New German Foreign Policy: The Main Trends

 

On Wednesday 24 November, the Social Democrats, Greens and Free Democrats presented a new governing coalition for Germany (the first time these three parties have formed a government together), making the SPD leader Olaf Scholz the next chancellor of Germany. The coalition treaty has outlined a basis for most policy areas. This spotlight will give an overview of the most relevant foreign policy takeaways.

The Green Party co-leader, Annalena Baerbock, is likely to become the next foreign minister of Germany. However, experts state that the overall foreign policy “power balance” in Berlin is not likely to lie with the Green Party, due to the role of the chancellery (and therefore the SPD) in the formation of foreign policy. This means that we may well see a power struggle between the foreign ministry and chancellery over who formulates policy on key areas.

When it comes to the broad strokes in German foreign policy, it would not seem that there are any radical departures from the policies that Merkel conducted. The EU still plays a key role in German politics, and this coalition is not an exception. The term “EU” is mentioned well over a thousand times on the 174 page long treaty on every policy area mentioned, hinting that the new German government will continue to coordinate on a wide range of policies with its European partners. A significant focus for the coalition is building resilience and reducing dependence on other nations. As a fellow from the ECFR put it:Protect Europe, without being protectionist.

The new coalition government seems to want a tougher EU stance on preserving the rule of law, opening up the possibility of allowing for the use of more punitive measures against offenders. It should, however, be noted that some of the measures proposed by the coalition can (and probably will) be vetoed in the EU.

The “traffic-light” coalition, as they have been dubbed, also wants to strengthen the EU’s institutions such as the European Parliament and the EEAS without strengthening the Council of the European Union. This would appear to be part of a wider move to coordinate more of the bloc’s external engagement and be able to present a united front on more issues.  

On the transatlantic partnership, the new ruling coalition does not depart radically from policies of Angela Merkel. As Olaf Scholz has been saying throughout his campaign, the transatlantic partnership is still a core pillar in German foreign policy, something the treaty also points towards: Together we want to stabilize the rule-based international order, counter authoritarian developments and work more closely together in the EU's eastern and southern neighborhood.” (Translated)

Like with the EU, the new German government seems keen on coordinating policies on a wide range of foreign policy issues with the United States, including on Russia and China. The language on China and the wider Indo-Pacific has changed from previous coalitions.
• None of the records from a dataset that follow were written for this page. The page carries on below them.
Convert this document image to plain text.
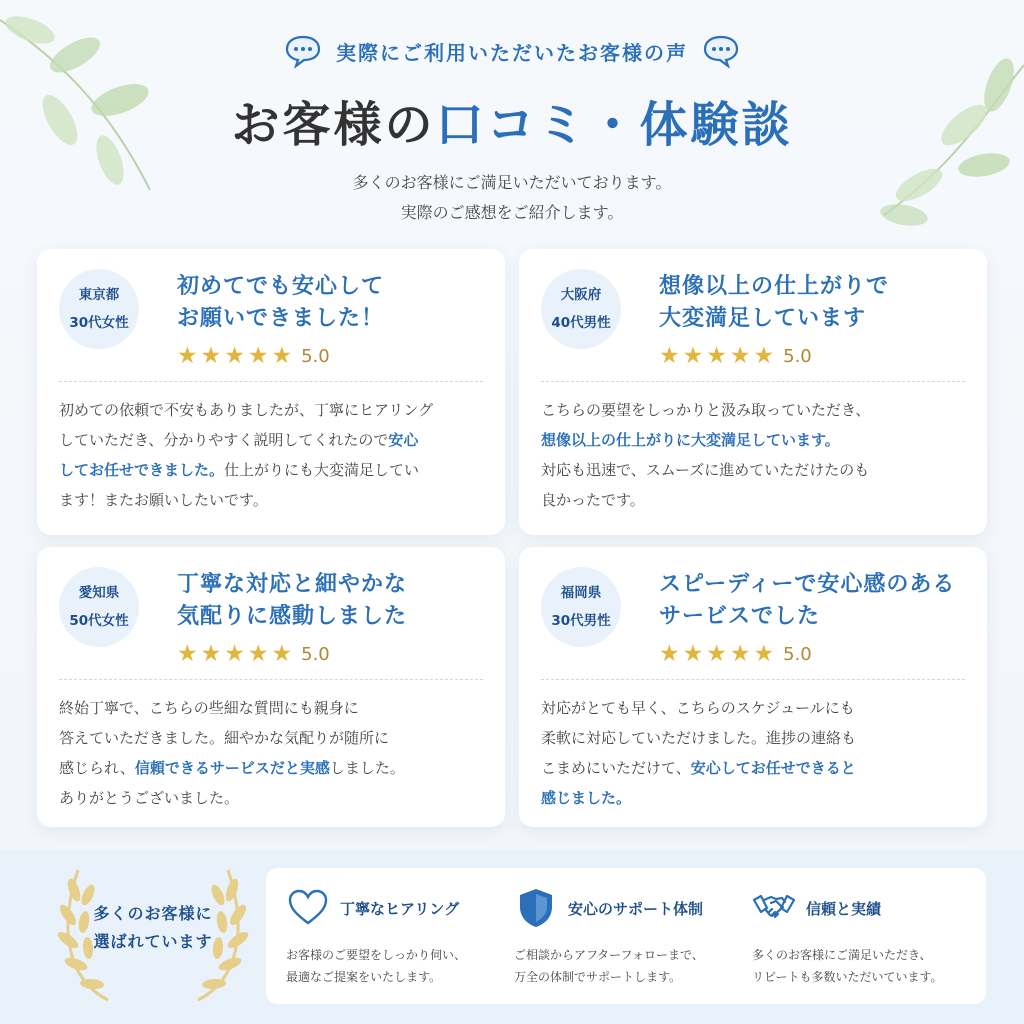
実際にご利用いただいたお客様の声
お客様の口コミ・体験談
多くのお客様にご満足いただいております。
実際のご感想をご紹介します。
東京都
30代女性
初めてでも安心して
お願いできました！
★ ★ ★ ★ ★ 5.0
初めての依頼で不安もありましたが、丁寧にヒアリング
していただき、分かりやすく説明してくれたので安心
してお任せできました。仕上がりにも大変満足してい
ます！またお願いしたいです。
大阪府
40代男性
想像以上の仕上がりで
大変満足しています
★ ★ ★ ★ ★ 5.0
こちらの要望をしっかりと汲み取っていただき、
想像以上の仕上がりに大変満足しています。
対応も迅速で、スムーズに進めていただけたのも
良かったです。
愛知県
50代女性
丁寧な対応と細やかな
気配りに感動しました
★ ★ ★ ★ ★ 5.0
終始丁寧で、こちらの些細な質問にも親身に
答えていただきました。細やかな気配りが随所に
感じられ、信頼できるサービスだと実感しました。
ありがとうございました。
福岡県
30代男性
スピーディーで安心感のある
サービスでした
★ ★ ★ ★ ★ 5.0
対応がとても早く、こちらのスケジュールにも
柔軟に対応していただけました。進捗の連絡も
こまめにいただけて、安心してお任せできると
感じました。
多くのお客様に
選ばれています
丁寧なヒアリング
お客様のご要望をしっかり伺い、
最適なご提案をいたします。
安心のサポート体制
ご相談からアフターフォローまで、
万全の体制でサポートします。
信頼と実績
多くのお客様にご満足いただき、
リピートも多数いただいています。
China is now described as a systemic rival as a opposed to a strategic partner: “In order to be able to realize our values and interests in the systemic rivalry with China, we need a comprehensive China strategy in Germany within the framework of the common EU-China policy. We want to continue the intergovernmental consultations and make them more European. (Translated). This also marks the first time that the Indo-Pacific region has been named specifically in a German coalition paper, hinting at broader and deeper engagement with the region, likely through the EU.

The language on Russia has similarly seen subtle changes, to a point where Germany now seeks “stable relations” with Russia as opposed to “good relations.” The treaty also points towards Russia as one of the main security threats facing Germany and the EU. What this will mean for policy towards Russia is still uncertain, but it would appear that the new German government sees good relations with its eastern partners to be more important than having a “good relationship” with Russia.

On security and defence, the treaty follows past governments and still refers to the NATO alliance as a key pillar of German security policy. In the coalition treaty, the partners pledge to hit a 3 percent of GDP spending target on defence. It should, however, be noted that this 3 percent pledge was seen in the previous government as well and does not necessarily translate into a 3 percent of GDP in defence spending exclusively. Rather, it indicates spending on defence, intelligence and international development. However, the new coalition is firmly committed to fulfilling its capability commitment to NATO.

As part of the coalition agreement, the three parties agreed to purchase new dual-use fighters to replace its aging fleet of Tornado strike aircraft, the fighters tasked with delivering US nuclear munitions. This reaffirms Germany’s commitment to NATO’s nuclear sharing policy, ending a long debate in German politics on Germany’s role in NATO nuclear policy.

The seats are yet to be assigned, and no policy has been implemented yet, but it will be interesting to see the treaty being transformed into policy.